Of the Real and Nominal Price of Commodities, or of Their Price in Labour, and Their Price in Money
- Adam Smith begins this chapter by reminding us that people are only rich or poor depending on how much stuff they can afford to buy. In other words, money itself doesn't have any value. It's only valuable insofar as it can buy "labour."
- Maybe we should explain. When you spend five dollars on pop and chips, you're not just paying for the pop and chips. You're paying for all the work a bunch of other people had to do to create those things. In Adam Smith's mind, all value is connected to human work. Therefore, the value of stuff is connected to the trouble someone took to make that stuff.
- But then again, Adam Smith reconsiders. Maybe the value of stuff isn't connected to labor, but to the value of other stuff that we're willing to exchange for.
- At this point, Smith feels like he has to make a distinction between the "real" and "nominal" value of things.
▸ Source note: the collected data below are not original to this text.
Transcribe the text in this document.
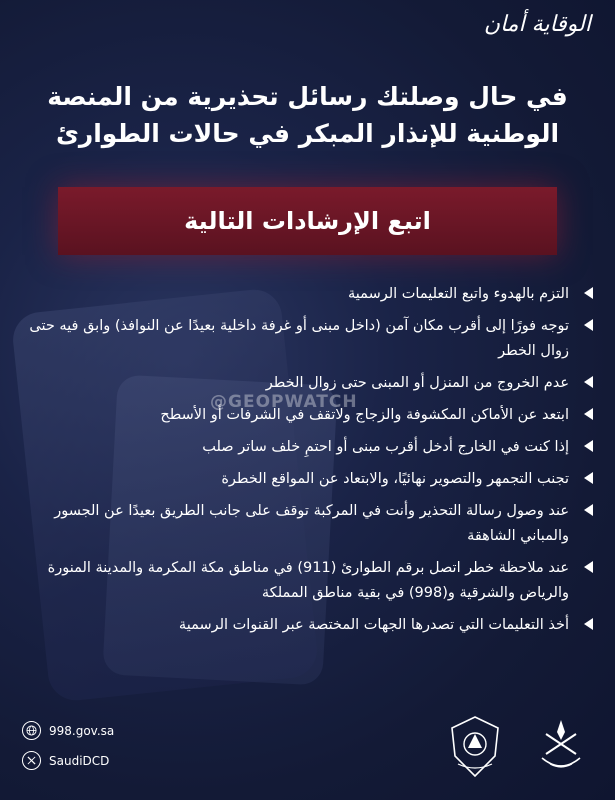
@GEOPWATCH
الوقاية أمان
في حال وصلتك رسائل تحذيرية من المنصة
الوطنية للإنذار المبكر في حالات الطوارئ
اتبع الإرشادات التالية
التزم بالهدوء واتبع التعليمات الرسمية
توجه فورًا إلى أقرب مكان آمن (داخل مبنى أو غرفة داخلية بعيدًا عن النوافذ) وابق فيه حتى زوال الخطر
عدم الخروج من المنزل أو المبنى حتى زوال الخطر
ابتعد عن الأماكن المكشوفة والزجاج ولاتقف في الشرفات أو الأسطح
إذا كنت في الخارج أدخل أقرب مبنى أو احتمِ خلف ساتر صلب
تجنب التجمهر والتصوير نهائيًا، والابتعاد عن المواقع الخطرة
عند وصول رسالة التحذير وأنت في المركبة توقف على جانب الطريق بعيدًا عن الجسور والمباني الشاهقة
عند ملاحظة خطر اتصل برقم الطوارئ (911) في مناطق مكة المكرمة والمدينة المنورة والرياض والشرقية و(998) في بقية مناطق المملكة
أخذ التعليمات التي تصدرها الجهات المختصة عبر القنوات الرسمية
998.gov.sa
SaudiDCD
- The nominal value is the amount of money you pay for it. Sometimes gas is cheap and sometimes it's expensive, so its nominal value goes up and down. But the "real" value of something is the amount of necessary things (like food and shelter) that you can get for it.
- Smith calls this "real" value because it's connected to the real needs of human life, while money value can change with taste and fashion over time.
- For proof of this, just check out how much people were willing to pay for CDs in 2000… vs. today.